Mr. Bin Sulayem, you said before that you saw investor appetite returning. Where do you see your product addressing this appetite?
Bin Sulayem: Some exposure to commodities is practically a necessity these days, given the volatility of global markets. With a decline in currencies, especially the dollar, commodities are a perfect hedge.
Meyer: I see the historical overweighting of real estate as a thing of the past and a disciplined allocation across all asset classes, including commodities, as the wave of the future.
Are you marketing your funds directly to investors or are you willing to distribute your funds with the help of other institutions?
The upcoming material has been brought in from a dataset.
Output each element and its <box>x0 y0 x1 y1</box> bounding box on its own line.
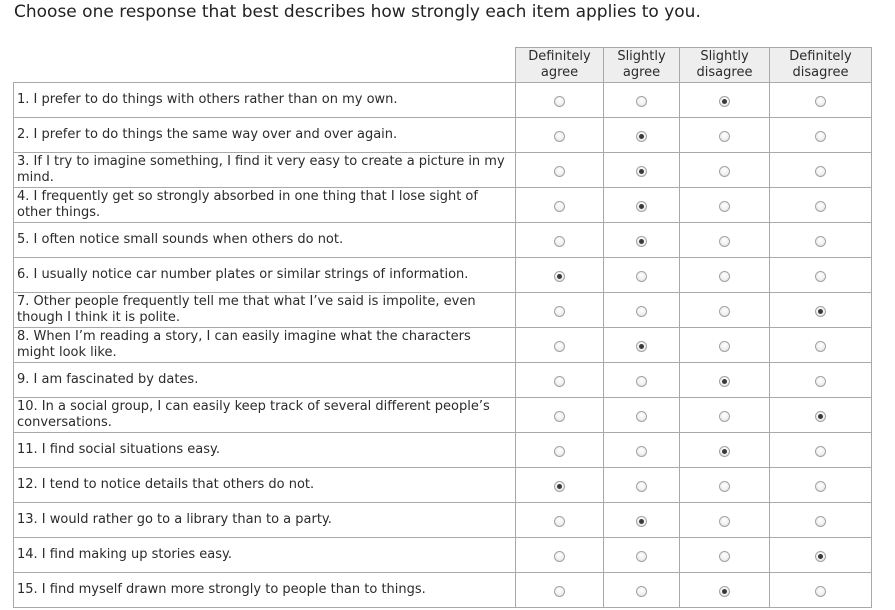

Meyer: We believe that a product like DSAM needs high-quality partners in every region of the globe. Strategic distributors are key. These partnerships might take the form of direct access to the DSAM Kauthar funds, private-labeling our funds, or other creative arrangements.
Bin Sulayem: We welcome collaboration with Islamic and conventional institutions with product initiatives directed to Islamic investors.
What growth prospects do you see for Islamic alternative investments?
Meyer: Oliver Wyman, the international management consulting firm, reported earlier this year that Islamic finance has grown over 30 per cent annually since 2000. By 2012, Wyman projects total Islamic assets will reach $1.6 trillion (with revenues of $120 billion), a near 150 per cent increase since 2007. Its report cites surveys that suggest one-half of the 1.4 billion Muslims worldwide would opt for Islamic products if given competitive alternatives. Doing the math: if alternative investments represent just 10 per cent of that Islamic market (well below the 15 per cent usually seen within institutional portfolios in the West), that’s a $160 billion market for Islamic alternative investments in just three years!
Bin Sulayem: Clearly, the market is growing exponentially. That’s the reason DSAM is working with such urgency to bring superior-quality alternative commodity investment products to market. We believe demand for absolute return investments among Islamic investors is strong and growing. For its part, DSAM will continue to support best-of-breed Western managers who follow Shari’ah guidelines. Our team has a formula for success that works. We are committed to build on that momentum.